My sweetie goes dumpster diving every time he takes the trash to our neighborhood dumpster, which serves 10 households. Earlier this week, he found several cardboard boxes, and since someone's name was on them, he knew who was not recycling. He pulled out the cardboard and stopped at the recycling bins on his way into town.
This morning he's "compost-diving" into the little bucket beside the kitchen sink. "What's this doing in here?" He pulls out the paper wrapper of a burrito i bought yesterday, melted cheese attached. "Ooh. Icky." He wrinkles his nose.
"It's going into the compost," i say. "I'll take it outdoors right now." (I don't. I write this blog instead.)
He's the neighborhood recycling police, though his warnings are usually in the form of "I'm going to the recycling bins.

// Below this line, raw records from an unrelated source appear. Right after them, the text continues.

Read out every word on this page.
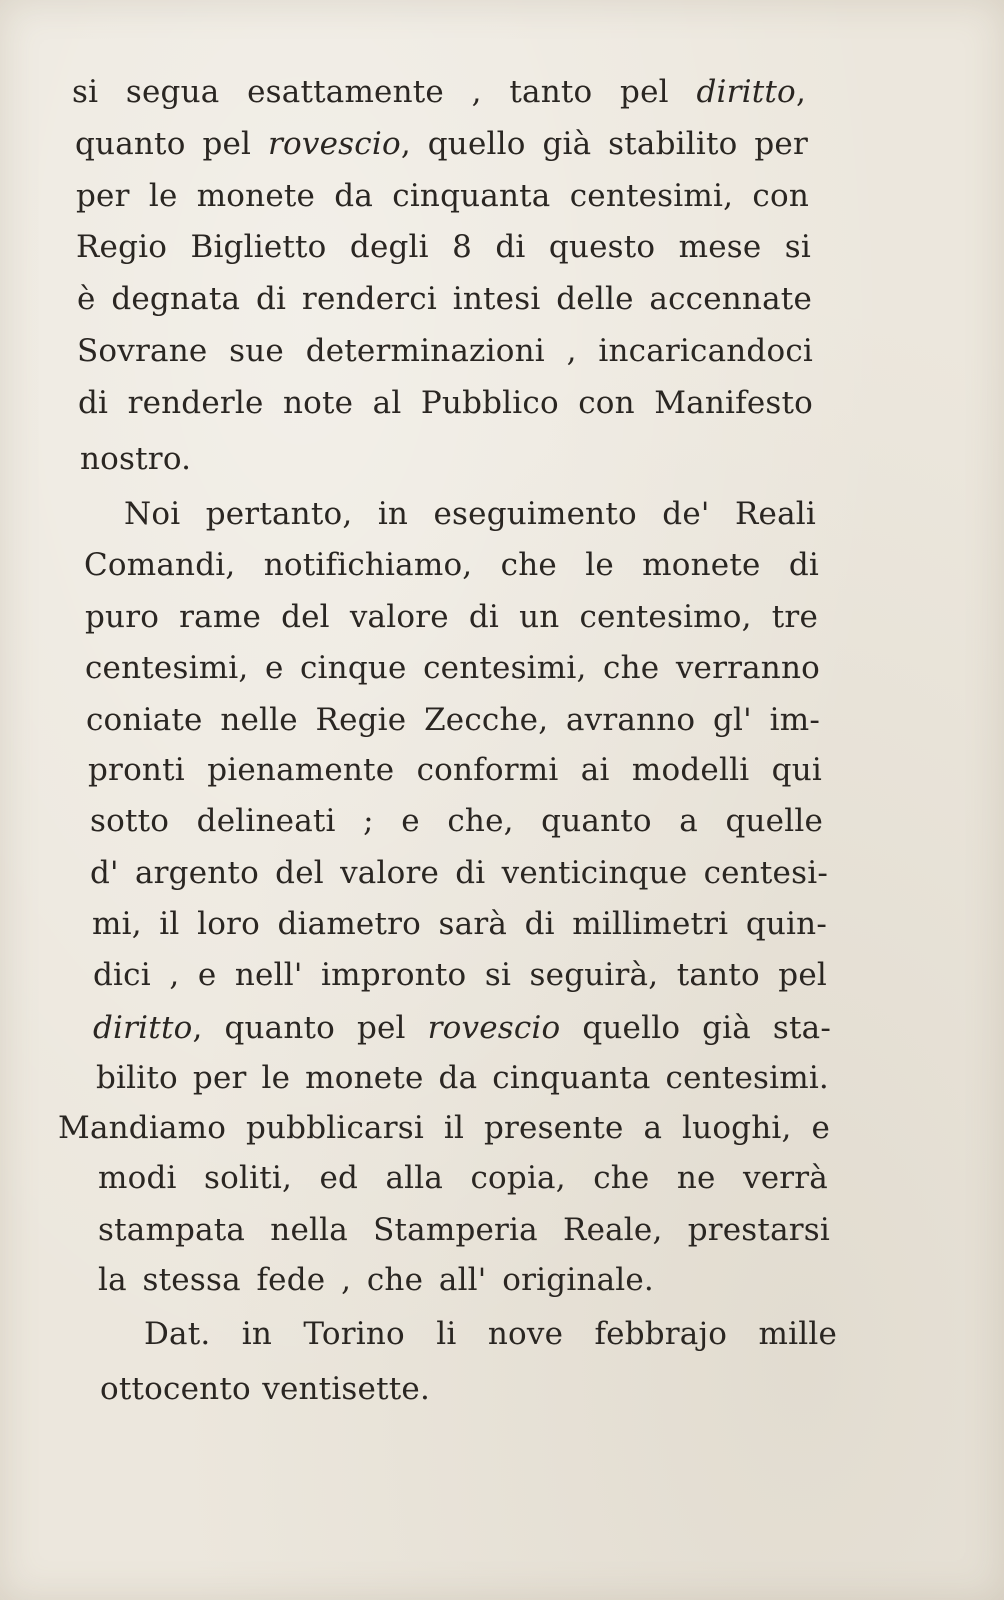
si segua esattamente , tanto pel diritto,
quanto pel rovescio, quello già stabilito per
per le monete da cinquanta centesimi, con
Regio Biglietto degli 8 di questo mese si
è degnata di renderci intesi delle accennate
Sovrane sue determinazioni , incaricandoci
di renderle note al Pubblico con Manifesto
nostro.
Noi pertanto, in eseguimento de' Reali
Comandi, notifichiamo, che le monete di
puro rame del valore di un centesimo, tre
centesimi, e cinque centesimi, che verranno
coniate nelle Regie Zecche, avranno gl' im-
pronti pienamente conformi ai modelli qui
sotto delineati ; e che, quanto a quelle
d' argento del valore di venticinque centesi-
mi, il loro diametro sarà di millimetri quin-
dici , e nell' impronto si seguirà, tanto pel
diritto, quanto pel rovescio quello già sta-
bilito per le monete da cinquanta centesimi.
Mandiamo pubblicarsi il presente a luoghi, e
modi soliti, ed alla copia, che ne verrà
stampata nella Stamperia Reale, prestarsi
la stessa fede , che all' originale.
Dat. in Torino li nove febbrajo mille
ottocento ventisette.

Can i take something for you?"
He tries to be the household compost police, but i flash my Master Composter badge and try to get the upper hand. (Well, okay, cheese is not supposed to go into the compost, but i'm not entirely P.C.)
I'm right. You're wrong. As soon as we find ourselves in this internal dialog, we are in Stress City. Just notice that. It's stressful to think I'm right. It feels so gratifying; it feels so right. But look again. We are not the sheriff--of anything.
As if the world is black and white, instead of gray--which today is.